Hurricane Maria tore through the Caribbean, shattering the fragile threads that held the electrical grid for many islands in the region. Simpliphi and its partners pulled together to develop a containerized “microgrid-in-a-box” for the island of Dominica. Catherine shared that at the fringes of the grid, it’s more cost effective to air drop a 40′ containerized microgrid than to extend the grid.
Microgrids clearly have significant potential in developing nations and Catherine expressed her desire to be a part of the rebuilding of electrical grids around the world. Back at home in the United States, Simpliphi is pushing the envelope to explore the potential of micro- and nano-grids in developed regions as well, partnering with progressive thinkers like Stone Edge Farms in Northern California.
Stone Edge Farms (SEF) has become the ultimate sandbox for companies to test their microgrid technologies, as owners Mac and Leslie McQuown continue to look for the latest and greatest clean technologies to power their vineyard operations.
Simpliphi has been a crucial part of the evolution of the Stone Edge Farms microgrid and is now working with Jorge from SEF, who started as an intern at Stone Edge Farm on the Heila IQ controller that proven capable of automagically balancing the microgrid, when needed.

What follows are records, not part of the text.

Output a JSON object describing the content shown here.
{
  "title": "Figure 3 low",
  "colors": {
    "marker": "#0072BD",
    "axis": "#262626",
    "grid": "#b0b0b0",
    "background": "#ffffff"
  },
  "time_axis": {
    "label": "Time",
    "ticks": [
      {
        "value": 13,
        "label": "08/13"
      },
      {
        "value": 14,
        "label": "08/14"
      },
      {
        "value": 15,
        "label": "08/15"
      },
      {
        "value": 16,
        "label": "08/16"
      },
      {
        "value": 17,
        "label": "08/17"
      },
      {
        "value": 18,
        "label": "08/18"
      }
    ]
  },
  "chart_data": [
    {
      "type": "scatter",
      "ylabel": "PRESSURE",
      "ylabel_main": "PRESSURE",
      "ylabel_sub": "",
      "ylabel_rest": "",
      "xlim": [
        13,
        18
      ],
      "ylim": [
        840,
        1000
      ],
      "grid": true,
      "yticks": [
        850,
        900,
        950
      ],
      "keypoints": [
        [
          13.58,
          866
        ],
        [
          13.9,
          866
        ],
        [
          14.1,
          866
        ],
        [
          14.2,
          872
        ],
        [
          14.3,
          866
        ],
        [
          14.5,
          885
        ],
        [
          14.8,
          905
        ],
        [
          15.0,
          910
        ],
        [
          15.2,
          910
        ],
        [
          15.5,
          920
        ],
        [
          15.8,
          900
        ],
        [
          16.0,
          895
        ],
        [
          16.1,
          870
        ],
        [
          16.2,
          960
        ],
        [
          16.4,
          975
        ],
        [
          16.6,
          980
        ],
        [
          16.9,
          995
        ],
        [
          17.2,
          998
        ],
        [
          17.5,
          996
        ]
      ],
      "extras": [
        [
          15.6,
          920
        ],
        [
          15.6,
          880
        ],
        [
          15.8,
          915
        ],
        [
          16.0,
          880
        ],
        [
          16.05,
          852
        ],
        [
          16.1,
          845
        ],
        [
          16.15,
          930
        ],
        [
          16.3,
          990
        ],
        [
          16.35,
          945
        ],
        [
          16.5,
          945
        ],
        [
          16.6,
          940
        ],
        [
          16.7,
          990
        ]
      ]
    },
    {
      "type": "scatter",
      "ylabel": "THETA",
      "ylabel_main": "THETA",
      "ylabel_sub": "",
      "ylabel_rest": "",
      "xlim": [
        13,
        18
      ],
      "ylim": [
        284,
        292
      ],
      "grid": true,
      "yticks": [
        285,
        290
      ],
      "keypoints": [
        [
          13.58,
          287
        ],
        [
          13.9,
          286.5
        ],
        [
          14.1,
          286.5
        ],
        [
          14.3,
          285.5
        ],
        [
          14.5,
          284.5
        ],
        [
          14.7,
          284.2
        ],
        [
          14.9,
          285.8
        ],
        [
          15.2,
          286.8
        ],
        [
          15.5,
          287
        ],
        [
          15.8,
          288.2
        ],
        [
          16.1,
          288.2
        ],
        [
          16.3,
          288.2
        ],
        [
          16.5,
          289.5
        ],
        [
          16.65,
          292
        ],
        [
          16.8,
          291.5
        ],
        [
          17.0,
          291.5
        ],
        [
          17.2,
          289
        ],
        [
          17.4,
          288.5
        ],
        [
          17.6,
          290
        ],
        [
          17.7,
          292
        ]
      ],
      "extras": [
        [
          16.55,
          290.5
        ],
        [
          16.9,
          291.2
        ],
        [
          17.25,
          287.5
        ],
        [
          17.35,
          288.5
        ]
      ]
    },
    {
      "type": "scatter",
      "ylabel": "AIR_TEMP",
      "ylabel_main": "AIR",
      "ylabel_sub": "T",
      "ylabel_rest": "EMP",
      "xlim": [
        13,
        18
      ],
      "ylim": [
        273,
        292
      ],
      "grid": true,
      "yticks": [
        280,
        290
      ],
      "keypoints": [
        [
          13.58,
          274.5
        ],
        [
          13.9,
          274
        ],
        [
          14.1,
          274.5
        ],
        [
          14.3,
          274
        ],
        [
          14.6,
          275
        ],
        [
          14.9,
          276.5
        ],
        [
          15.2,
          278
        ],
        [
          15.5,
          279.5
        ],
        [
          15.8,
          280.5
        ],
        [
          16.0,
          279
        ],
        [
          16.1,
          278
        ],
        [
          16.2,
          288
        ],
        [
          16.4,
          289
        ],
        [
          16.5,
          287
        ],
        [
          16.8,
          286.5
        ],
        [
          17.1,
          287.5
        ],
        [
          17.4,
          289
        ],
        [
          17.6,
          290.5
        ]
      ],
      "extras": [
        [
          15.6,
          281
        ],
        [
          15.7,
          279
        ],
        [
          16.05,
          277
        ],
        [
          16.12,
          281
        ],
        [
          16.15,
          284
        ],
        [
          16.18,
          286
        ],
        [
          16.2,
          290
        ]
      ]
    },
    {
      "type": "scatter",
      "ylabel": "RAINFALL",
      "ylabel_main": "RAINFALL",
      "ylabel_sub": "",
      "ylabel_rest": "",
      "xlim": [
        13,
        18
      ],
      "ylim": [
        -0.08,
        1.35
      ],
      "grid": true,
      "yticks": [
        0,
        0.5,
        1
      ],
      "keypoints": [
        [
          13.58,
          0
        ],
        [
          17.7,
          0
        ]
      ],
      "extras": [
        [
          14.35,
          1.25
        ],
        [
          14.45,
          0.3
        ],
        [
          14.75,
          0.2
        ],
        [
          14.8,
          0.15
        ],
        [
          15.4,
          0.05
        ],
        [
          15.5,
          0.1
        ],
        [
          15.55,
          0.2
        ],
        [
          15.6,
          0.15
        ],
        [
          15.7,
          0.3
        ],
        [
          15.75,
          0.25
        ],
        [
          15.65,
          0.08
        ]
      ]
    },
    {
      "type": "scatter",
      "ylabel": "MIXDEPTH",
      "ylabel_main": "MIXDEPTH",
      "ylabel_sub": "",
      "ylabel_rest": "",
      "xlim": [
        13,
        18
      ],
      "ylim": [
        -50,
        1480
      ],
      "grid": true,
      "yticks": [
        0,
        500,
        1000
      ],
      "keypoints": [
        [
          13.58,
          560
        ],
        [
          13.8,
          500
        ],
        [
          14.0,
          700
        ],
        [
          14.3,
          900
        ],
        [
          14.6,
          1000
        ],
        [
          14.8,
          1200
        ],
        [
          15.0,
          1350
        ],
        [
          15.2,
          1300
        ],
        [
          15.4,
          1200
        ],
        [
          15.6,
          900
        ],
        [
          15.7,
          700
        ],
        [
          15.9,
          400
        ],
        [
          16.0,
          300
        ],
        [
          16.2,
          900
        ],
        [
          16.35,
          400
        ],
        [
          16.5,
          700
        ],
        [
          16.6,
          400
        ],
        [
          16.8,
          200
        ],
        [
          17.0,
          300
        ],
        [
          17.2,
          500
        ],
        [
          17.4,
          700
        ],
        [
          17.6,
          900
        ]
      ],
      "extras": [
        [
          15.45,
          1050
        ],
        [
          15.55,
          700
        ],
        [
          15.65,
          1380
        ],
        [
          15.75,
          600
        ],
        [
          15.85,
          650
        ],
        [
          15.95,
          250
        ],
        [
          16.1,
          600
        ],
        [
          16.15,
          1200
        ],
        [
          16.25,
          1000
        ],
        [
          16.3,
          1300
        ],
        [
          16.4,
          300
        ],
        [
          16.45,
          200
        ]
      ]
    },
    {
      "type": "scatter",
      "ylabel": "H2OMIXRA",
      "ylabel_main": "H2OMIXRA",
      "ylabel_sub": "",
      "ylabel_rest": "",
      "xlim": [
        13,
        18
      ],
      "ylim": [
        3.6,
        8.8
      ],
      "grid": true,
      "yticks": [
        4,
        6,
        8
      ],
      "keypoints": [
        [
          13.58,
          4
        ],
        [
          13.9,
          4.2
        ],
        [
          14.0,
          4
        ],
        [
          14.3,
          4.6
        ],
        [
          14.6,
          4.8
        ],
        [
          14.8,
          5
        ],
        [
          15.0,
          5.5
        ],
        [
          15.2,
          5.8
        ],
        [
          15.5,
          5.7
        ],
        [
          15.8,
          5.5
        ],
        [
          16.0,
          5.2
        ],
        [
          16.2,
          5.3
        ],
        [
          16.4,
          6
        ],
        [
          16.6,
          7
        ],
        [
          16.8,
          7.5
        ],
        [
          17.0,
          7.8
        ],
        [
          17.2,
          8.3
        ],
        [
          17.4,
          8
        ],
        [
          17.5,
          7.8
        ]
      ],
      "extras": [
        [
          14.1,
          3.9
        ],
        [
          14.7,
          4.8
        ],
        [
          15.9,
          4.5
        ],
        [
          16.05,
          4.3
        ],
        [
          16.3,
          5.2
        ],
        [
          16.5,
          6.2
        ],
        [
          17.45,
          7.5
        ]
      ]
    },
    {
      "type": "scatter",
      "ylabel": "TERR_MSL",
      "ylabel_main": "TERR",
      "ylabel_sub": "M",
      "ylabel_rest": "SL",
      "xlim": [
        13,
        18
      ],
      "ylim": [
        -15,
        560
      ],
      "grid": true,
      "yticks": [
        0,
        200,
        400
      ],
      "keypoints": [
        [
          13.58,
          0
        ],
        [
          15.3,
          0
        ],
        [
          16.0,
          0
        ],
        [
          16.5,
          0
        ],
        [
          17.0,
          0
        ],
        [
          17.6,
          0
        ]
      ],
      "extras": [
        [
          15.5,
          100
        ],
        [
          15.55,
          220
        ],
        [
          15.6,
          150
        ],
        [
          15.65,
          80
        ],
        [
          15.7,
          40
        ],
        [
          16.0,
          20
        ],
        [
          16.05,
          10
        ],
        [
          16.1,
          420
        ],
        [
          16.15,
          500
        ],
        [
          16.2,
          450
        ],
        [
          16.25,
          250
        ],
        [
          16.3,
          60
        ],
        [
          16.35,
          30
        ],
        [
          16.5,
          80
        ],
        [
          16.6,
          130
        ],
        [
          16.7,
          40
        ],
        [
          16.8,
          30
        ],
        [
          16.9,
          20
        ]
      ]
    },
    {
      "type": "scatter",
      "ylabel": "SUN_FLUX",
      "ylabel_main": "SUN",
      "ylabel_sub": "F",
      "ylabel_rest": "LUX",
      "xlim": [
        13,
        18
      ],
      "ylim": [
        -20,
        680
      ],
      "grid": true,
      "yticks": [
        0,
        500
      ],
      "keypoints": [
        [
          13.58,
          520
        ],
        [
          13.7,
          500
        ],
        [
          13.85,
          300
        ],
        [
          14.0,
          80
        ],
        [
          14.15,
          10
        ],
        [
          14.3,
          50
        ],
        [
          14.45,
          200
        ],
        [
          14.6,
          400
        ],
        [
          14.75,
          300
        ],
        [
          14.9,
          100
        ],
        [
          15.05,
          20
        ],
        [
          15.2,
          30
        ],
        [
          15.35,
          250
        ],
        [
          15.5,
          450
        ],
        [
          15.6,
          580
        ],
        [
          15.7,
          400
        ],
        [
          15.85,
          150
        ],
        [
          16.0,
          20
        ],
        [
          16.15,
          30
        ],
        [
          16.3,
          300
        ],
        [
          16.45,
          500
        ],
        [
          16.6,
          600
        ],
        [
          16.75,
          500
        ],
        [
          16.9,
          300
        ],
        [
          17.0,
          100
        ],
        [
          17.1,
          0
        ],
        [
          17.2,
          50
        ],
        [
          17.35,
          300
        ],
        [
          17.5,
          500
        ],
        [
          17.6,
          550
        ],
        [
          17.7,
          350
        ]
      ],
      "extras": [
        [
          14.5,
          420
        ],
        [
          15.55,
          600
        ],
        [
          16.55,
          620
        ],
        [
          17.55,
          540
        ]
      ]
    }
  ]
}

That’s no easy feat, but the complex setup at SEF has proven its worth as the ultimate sandbox, where the Heila IQ is currently managing inverters, charge controllers, a handful of battery banks, solar installations, hydrogen generation, storage, and usage through a fuel cell stack to ensure they all sing as one voice in the confines of the microgrid.
Simpliphi is fleshing out several standardized microgrid offerings that build on the learnings from Stone Edge Farms and will make use of the Heila IQ. The beauty of microgrids is their flexibility by design, which allows them to be scaled up or down for each customer.
The future is created by those willing to dream and to take steps to make those dreams a reality. Thankfully, there are passionate leaders like Catherine Von Burg that have taken up the call to action to design and develop clean, non-toxic solutions to the energy crisis.